633 Cash - Gunung yang dulunya bernama Wukir Mahendra ini merupakan gunung tertua di Pulau Jawa dan termasuk dalam salah satu gunung purba.
Segudang keunikan dimiliki gunung yang
satu ini. Karena itu, banyak pendaki tertarik untuk menaklukkannya. Di
kawasan gunung ini terdapat flora dan fauna langka seperti cemara
gunung, Edelweis, harimau dan elang Jawa.
Bisa dikatakan, Gunung Lawu merupakan
salah satu favorit para pendaki. Pendakian ke gunung ini biasanya
ditempuh dari Cemorokandang di Tawangmangu, Jawa Tengah; Cemorosewu di
Sarangan, Jawa Timur; dan jalur Candi Cetho.
Nah, di balik segala daya tariknya, Gunung Lawu ternyata menyimpan sebuah misteri mengenai keberadaan 'Pasar Setan'. Ya, konon para pendaki Gunung yang melewati jalur pendakian Candi Cetho kerap melihat penampakan 'Pasar Setan' (Pasar Bubrah).
Jalur ini boleh dikatakan favorit para
pendaki karena bisa menikmati sensasi turunnya kabut tebal secara
perlahan. Meski begitu, jalur ini juga menjadi jalur yang paling
ditakuti alias angker dibandingkan dua jalur lainnya.
Medannya sulit, didominasi tanjakan
terjal serta jurang yang cukup dalam. Ditambah lagi, jalur ini dipercaya
sebagai jalur perlintasan ke alam gaib. Banyak pendaki yang dihadapkan pada hal-hal aneh ketika melewati jalur ini.
Terlebih ketika melewati sebuah lokasi
yang disebut sebagai 'Pasar Setan'. Bagi yang sudah pernah mendaki
Gunung Lawu, pasti tak asing dengan nama 'Pasar Setan'.

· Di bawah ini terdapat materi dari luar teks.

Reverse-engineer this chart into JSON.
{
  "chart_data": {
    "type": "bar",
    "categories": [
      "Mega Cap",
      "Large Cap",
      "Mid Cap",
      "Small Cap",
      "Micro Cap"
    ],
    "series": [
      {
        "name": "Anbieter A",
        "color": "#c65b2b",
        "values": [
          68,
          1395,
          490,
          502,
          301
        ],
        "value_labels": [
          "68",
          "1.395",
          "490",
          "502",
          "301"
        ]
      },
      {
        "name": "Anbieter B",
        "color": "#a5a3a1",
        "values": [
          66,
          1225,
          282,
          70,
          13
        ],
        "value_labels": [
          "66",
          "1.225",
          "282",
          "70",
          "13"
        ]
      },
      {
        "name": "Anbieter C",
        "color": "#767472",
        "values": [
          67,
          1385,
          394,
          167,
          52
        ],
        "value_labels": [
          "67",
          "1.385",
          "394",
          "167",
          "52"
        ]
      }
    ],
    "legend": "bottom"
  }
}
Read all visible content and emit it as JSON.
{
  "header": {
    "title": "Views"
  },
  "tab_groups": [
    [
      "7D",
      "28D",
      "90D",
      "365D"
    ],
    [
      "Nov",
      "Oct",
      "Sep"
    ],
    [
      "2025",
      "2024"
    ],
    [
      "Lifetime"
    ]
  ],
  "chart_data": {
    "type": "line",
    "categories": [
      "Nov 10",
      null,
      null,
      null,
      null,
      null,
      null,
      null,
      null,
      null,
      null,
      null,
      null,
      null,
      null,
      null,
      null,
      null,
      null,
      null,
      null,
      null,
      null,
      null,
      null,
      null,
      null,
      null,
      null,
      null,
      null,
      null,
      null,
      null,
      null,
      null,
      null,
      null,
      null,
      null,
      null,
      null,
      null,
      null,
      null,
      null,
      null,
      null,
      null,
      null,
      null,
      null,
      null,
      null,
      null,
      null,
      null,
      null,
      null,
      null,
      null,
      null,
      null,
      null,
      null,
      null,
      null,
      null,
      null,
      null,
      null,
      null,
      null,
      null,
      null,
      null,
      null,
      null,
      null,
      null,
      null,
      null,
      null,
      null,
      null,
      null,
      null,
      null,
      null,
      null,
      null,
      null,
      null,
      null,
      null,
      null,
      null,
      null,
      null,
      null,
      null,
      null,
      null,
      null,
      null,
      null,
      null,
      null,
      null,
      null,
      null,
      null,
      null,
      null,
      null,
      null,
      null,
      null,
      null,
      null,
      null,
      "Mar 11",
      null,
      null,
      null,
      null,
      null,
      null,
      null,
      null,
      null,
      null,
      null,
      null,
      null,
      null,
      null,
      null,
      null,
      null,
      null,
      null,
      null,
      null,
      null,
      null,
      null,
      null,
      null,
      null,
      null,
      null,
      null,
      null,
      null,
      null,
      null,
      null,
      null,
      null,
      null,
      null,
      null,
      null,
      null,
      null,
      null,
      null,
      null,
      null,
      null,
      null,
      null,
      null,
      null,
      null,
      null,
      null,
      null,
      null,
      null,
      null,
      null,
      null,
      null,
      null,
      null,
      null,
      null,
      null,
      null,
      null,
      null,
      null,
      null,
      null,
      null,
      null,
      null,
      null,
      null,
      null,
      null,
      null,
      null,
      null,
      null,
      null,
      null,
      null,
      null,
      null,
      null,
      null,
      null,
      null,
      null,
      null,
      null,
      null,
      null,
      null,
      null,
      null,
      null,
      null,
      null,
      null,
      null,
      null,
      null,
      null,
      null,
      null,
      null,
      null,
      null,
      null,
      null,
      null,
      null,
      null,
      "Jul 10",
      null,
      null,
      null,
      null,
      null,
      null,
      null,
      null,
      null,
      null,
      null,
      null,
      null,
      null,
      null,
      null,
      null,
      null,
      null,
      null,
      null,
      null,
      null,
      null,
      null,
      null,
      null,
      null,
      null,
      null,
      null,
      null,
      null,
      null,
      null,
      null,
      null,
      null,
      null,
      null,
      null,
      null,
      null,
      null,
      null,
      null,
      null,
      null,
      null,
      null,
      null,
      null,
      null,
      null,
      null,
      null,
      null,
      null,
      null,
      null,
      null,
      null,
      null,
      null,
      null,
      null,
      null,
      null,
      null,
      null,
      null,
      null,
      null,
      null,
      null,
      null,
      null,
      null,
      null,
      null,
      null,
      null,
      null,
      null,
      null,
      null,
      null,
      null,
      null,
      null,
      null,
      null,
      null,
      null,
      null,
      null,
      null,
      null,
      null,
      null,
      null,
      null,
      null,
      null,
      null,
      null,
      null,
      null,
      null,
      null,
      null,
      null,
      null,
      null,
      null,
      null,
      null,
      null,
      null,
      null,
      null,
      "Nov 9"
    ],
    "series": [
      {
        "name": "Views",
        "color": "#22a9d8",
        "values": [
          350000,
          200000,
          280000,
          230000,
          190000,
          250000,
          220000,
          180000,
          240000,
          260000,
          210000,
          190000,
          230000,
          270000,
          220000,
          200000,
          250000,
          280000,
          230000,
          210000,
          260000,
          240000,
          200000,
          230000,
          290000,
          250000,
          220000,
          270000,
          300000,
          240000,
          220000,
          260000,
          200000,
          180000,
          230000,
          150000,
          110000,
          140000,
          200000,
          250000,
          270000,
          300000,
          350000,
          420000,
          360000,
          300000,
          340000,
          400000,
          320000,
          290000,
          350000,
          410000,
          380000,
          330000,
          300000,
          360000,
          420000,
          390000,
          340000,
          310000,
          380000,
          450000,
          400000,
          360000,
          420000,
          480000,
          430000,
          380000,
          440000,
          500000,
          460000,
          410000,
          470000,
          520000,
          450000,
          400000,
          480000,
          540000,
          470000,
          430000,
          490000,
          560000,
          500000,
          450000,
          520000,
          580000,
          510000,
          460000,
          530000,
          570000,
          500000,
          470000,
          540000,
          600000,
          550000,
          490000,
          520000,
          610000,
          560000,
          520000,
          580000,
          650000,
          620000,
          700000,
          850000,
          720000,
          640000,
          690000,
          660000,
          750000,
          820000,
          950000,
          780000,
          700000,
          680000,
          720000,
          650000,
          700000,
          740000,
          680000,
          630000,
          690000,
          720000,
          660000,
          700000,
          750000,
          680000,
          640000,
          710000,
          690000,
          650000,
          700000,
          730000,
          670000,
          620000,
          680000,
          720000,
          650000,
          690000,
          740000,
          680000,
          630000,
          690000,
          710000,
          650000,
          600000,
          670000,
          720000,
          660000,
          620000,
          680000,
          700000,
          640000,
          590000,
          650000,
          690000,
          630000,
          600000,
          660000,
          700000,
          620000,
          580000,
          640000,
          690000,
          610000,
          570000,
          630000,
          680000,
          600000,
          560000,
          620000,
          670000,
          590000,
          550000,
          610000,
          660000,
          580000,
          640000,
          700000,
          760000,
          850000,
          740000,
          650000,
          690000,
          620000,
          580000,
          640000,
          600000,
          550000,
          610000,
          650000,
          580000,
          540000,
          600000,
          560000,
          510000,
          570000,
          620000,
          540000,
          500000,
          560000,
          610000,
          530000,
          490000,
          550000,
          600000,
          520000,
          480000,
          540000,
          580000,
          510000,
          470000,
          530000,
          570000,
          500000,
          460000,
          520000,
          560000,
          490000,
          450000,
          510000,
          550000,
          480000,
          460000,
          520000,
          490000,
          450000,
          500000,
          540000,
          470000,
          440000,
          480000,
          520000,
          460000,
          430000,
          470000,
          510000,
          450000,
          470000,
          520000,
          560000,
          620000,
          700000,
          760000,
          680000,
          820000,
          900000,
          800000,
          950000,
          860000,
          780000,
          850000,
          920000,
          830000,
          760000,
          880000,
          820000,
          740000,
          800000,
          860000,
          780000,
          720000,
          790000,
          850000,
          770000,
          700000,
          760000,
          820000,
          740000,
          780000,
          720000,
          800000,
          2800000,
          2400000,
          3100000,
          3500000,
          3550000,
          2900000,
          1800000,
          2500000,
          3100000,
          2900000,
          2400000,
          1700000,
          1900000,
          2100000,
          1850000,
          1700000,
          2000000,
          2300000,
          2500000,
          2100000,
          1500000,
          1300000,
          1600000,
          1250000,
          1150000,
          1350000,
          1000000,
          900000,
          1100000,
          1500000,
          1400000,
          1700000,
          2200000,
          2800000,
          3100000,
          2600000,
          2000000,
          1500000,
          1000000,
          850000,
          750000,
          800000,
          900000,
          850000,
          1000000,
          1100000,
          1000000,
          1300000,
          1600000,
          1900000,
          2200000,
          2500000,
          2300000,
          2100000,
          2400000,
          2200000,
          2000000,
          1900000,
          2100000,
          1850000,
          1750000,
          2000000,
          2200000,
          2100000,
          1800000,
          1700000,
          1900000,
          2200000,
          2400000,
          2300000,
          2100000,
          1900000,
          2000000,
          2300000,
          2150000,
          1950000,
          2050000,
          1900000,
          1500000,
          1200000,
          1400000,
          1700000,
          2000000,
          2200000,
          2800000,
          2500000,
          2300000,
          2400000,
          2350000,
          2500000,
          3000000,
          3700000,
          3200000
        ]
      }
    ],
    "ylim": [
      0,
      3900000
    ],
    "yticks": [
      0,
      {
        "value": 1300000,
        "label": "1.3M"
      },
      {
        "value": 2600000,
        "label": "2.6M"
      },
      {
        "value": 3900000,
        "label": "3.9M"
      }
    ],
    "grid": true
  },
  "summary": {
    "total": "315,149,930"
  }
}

Lokasi tersebut berupa sebuah lahan di lereng Gunung Lawu yang penuh dengan ilalang dan angin
yang berhembus cukup kencang. Konon, ketika melewati lokasi tersebut,
para pendaki sering mendengar suara bising layaknya sebuah pasar. Ada
suara yang seolah menawari untuk belanja.
Sebagian pendaki percaya, ketika
mendengar suara tersebut, mereka harus membuang apa saja di lokasi
'Pasar Setan' layaknya melakukan transaksi jual beli di pasar. Dan
hingga saat ini cerita tentang Pasar Setan di Gunung Lawu masih menjadi misteri gaib yang tak terpecahkan.